Real-time processing of high-velocity social media data streams with Apache Storm
Sarthak Dev (~sarthak) |
- Introduce real-time stream computation in python and how it can be better alternative to Python worker-queue frameworks such as celery/RabbitMQ.
- Insights on high-velocity social stream computation for analytics
Analytics and social-media
For real-time analytics, processing data faster than the consumption process is imperative. With social media, even more so. There are a lot of options re: task and messaging queues, for e.g. celery, RabbitMQ etc. Both are broker-centric and maintain a state of every event which happens and this leaves an extra dependency layer. Storm, however, works completely within it's own layer when it comes to consumption and processing of tasks. This immediately makes it more lightweight and easier to maintain.
Storm is an open-source distributed "real-time" computing system. It processes as it receives and is often looked at as the real-time counterpart to Hadoop's batch-processing prowess. It is based on a "topology" architecture divided into two computing units: Spouts and Bolts. Spouts generate the data and feed it to Bolts which process it and may/may not feed it to further bolts. Storm is scalable, guarantees the processing of any data that has been generated, simple to setup and can be used with any language.

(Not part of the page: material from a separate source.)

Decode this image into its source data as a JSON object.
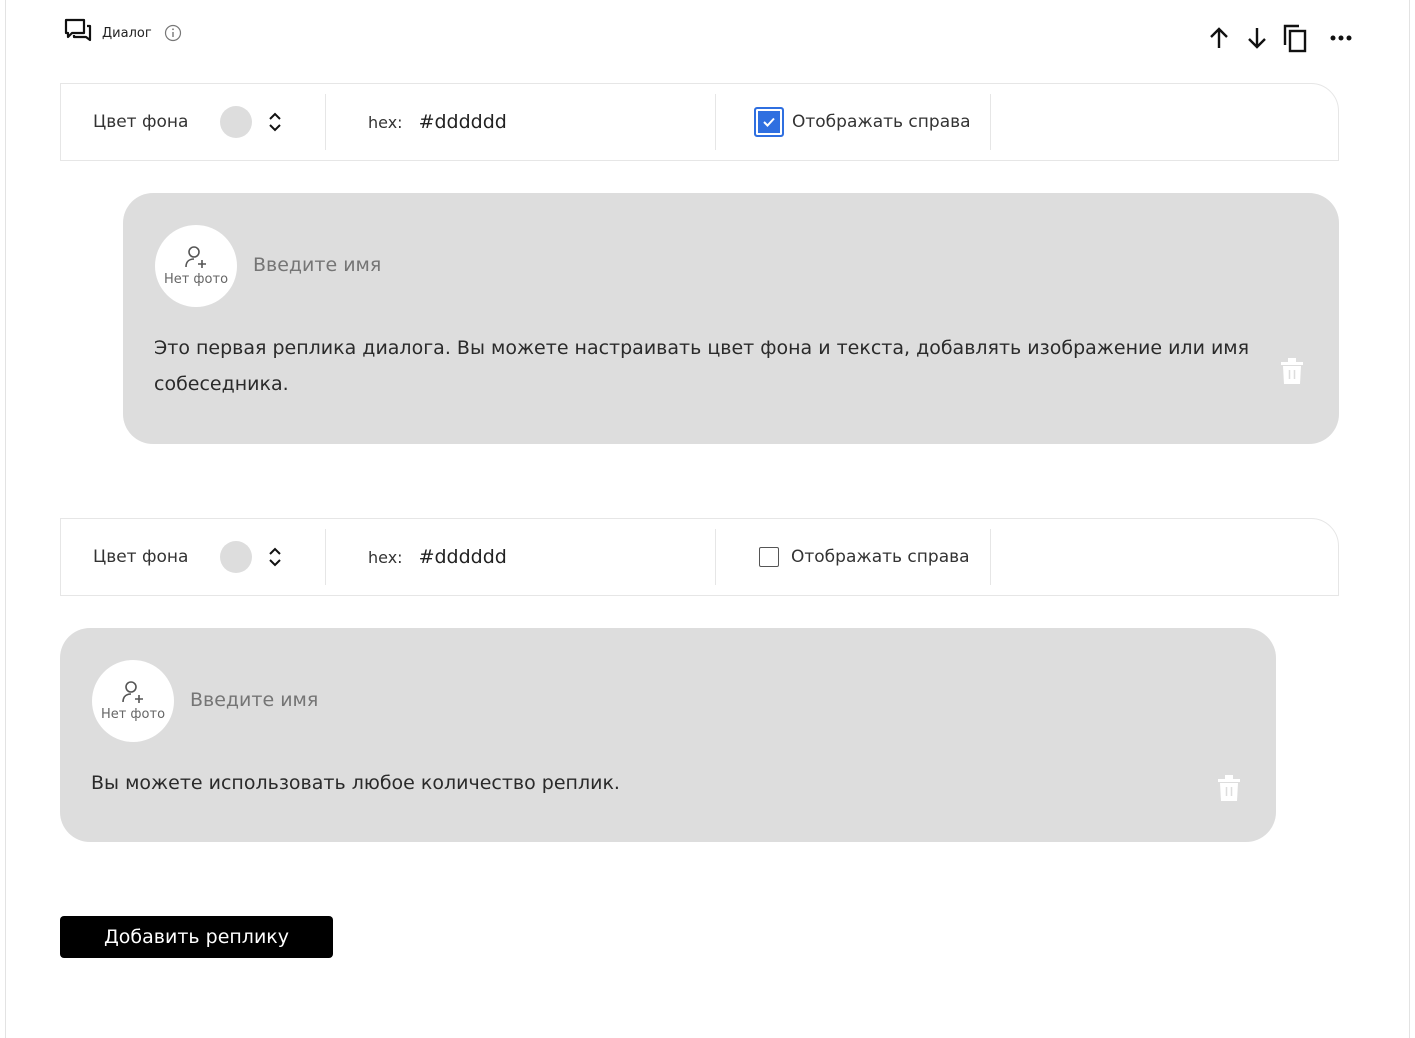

USP: Twitter owns this project now and uses it for their analytics.
There isn't much in terms of pre-requisites, but awareness of how social-media works would be great. Knowledge about Twitter/Facebook APIs would be an added bonus.
I don't have slides currently but would put them up ASAP.
I am Sarthak, backend engineer with Airwoot. I've been working full-time with Python over the last 2 and a half years and have always had an inclination towards data-science and making sense of open data. Yes, http://data.gov happens to be one of my favourite sites. I'm extremely active on Twitter and during big events, often open up my Python console and take quick digs at checking out how they're spreading.
At Airwoot, we work with social-data on a daily basis and feedback from our clients has led us to believe analytics is one of our stronger suits. Our tech stack is completely Python with databases spread across PostgreSQL and MongoDB. We have been using Apache Storm for our analytics over the last few months and have derived fantastic value off it.
Having worked with start-ups for close to 3 years and often having shouldered the responsibility to be the data-guy, I believe this is an exciting opportunity to share my experience with what I believe is a rather fabulous piece of technology.